Un "narratore" non legge e non dice a memoria: offre il suo racconto modificando linguaggio e ritmi a seconda del pubblico che incontra, improvvisa sul tema di cui è totalmente padrone. Così come avviene nel jazz. E da questa similarità è nata la voglia di mettere insieme i due linguaggi, verbale e musicale, perché si potenzino a vicenda e perché meglio riviva il mondo del racconto. Lasciandosi il massimo della libertà reciproca. Senza schemi ingabbiati. Così come deve essere una narrazione. "La storia del labirinto" parte da qui e crea un paesaggio sonoro a cavallo fra mediterraneo e jazz, fra arcaico e moderno. Il tutto nel segno di uno dei miti più popolari del bacino culturale del Mediterraneo. Prodotta dal Teatro della Tosse e dal Teatro Civico di La Spezia, presentata da Crossroads in collaborazione con Ravenna Teatro, "La storia del labirinto" si muove dall'incontro fra la voce recitante di Mara Baronti, attrice che si è specializzata nella narrazione di fiabe, i sassofoni di Enzo Favata, musicista da sempre impegnato nella ricerca del connubio fra jazz e tradizione mediterranea, e le percussioni di Alfredo Laviano. Lo spettacolo è a cura di Valerio Binasco, attore e regista che per anni ha lavorato con il Teatro Stabile di Genova e con Carlo Cecchi, e si avvale di elementi scenici e video di Laura Benzi, allieva di Emanuele Luzzati.
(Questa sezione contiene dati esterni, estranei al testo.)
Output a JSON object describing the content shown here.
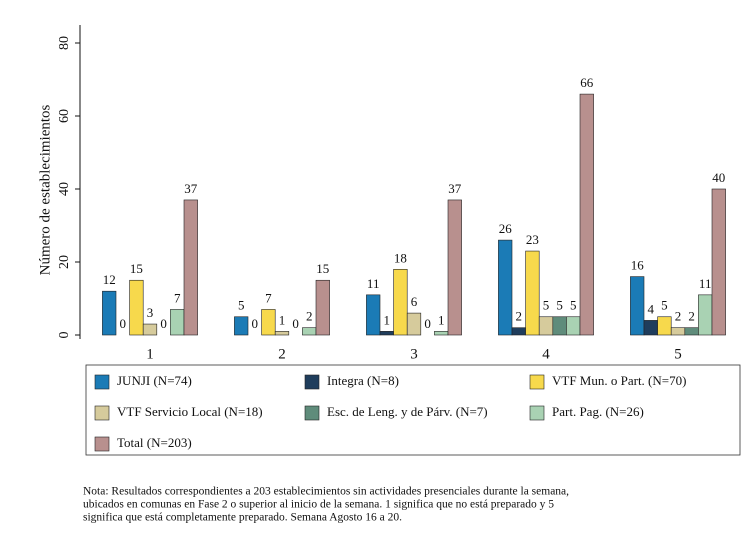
{
  "chart_data": {
    "type": "bar",
    "ylabel": "Número de establecimientos",
    "categories": [
      "1",
      "2",
      "3",
      "4",
      "5"
    ],
    "series": [
      {
        "name": "JUNJI (N=74)",
        "color": "#1b7bb6",
        "values": [
          12,
          5,
          11,
          26,
          16
        ]
      },
      {
        "name": "Integra (N=8)",
        "color": "#1f3d5c",
        "values": [
          0,
          0,
          1,
          2,
          4
        ]
      },
      {
        "name": "VTF Mun. o Part. (N=70)",
        "color": "#f7d94c",
        "values": [
          15,
          7,
          18,
          23,
          5
        ]
      },
      {
        "name": "VTF Servicio Local (N=18)",
        "color": "#d6cb9c",
        "values": [
          3,
          1,
          6,
          5,
          2
        ]
      },
      {
        "name": "Esc. de Leng. y de Párv. (N=7)",
        "color": "#5f8c7b",
        "values": [
          0,
          0,
          0,
          5,
          2
        ]
      },
      {
        "name": "Part. Pag. (N=26)",
        "color": "#a9d2b3",
        "values": [
          7,
          2,
          1,
          5,
          11
        ]
      },
      {
        "name": "Total (N=203)",
        "color": "#b8908e",
        "values": [
          37,
          15,
          37,
          66,
          40
        ]
      }
    ],
    "ylim": [
      0,
      80
    ],
    "yticks": [
      0,
      20,
      40,
      60,
      80
    ],
    "note": [
      "Nota: Resultados correspondientes a 203 establecimientos sin actividades presenciales durante la semana,",
      "ubicados en comunas en Fase 2 o superior al inicio de la semana. 1 significa que no está preparado y 5",
      "significa que está completamente preparado. Semana Agosto 16 a 20."
    ]
  }
}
"La storia del labirinto" con Mara Baronti/Enzo Favata/Alfredo Laviano: Ravenna (3/4).
Marescotti & Faxtet
L'attore Ivano Marescotti e il gruppo Faxtet hanno costruito uno spettacolo basato sulla lettura con accompagnamento musicale di alcuni racconti del libro "A Duke Ellington non piaceva Hitchcock" di Aldo Gianolio (Reggio Emilia, 1952), critico musicale di Musica Jazz e dell'Unità, vincitore del Django D'Or 2003. Faxtet è una formazione di blues-jazz nata nel 1990 con al suo attivo 4 cd (da segnalare Faxtime e Crescendo) e centinaia di concerti, fra cui le partecipazioni al Festival Jazz di Cork e all'Heineken Blues And Jazz Festival di Monaghan. I Faxtet hanno sviluppato anche un intenso e fruttuoso lavoro di ricerca legato all'abbinamento di letteratura e musica, realizzando alcuni libri-cd, fra cui Insen con il poeta Giovanni Nadiani e Storie di jazz, basato su racconti di Carlo Lucarelli e Giampiero Rigosi. L'attore Ivano Marescotti (Villanova di Bagnacavallo, Ravenna, 1946) ha lavorato copiosamente sia per il teatro che per il cinema e la tv. Nel 1993 ha felicemente recuperato il dialetto romagnolo, recitando i testi di uno dei più grandi poeti italiani, Raffaello Baldini, con "Zitti tutti" e "Carta canta", e negli ultimi anni scrive e produce i propri spettacoli, come il riuscito "Dante! un patàca", ispirato alla Divina Commedia.
"A Duke Ellington non piaceva Hitchcock" con Ivano Marescotti & Faxtet: Correggio RE (21/5).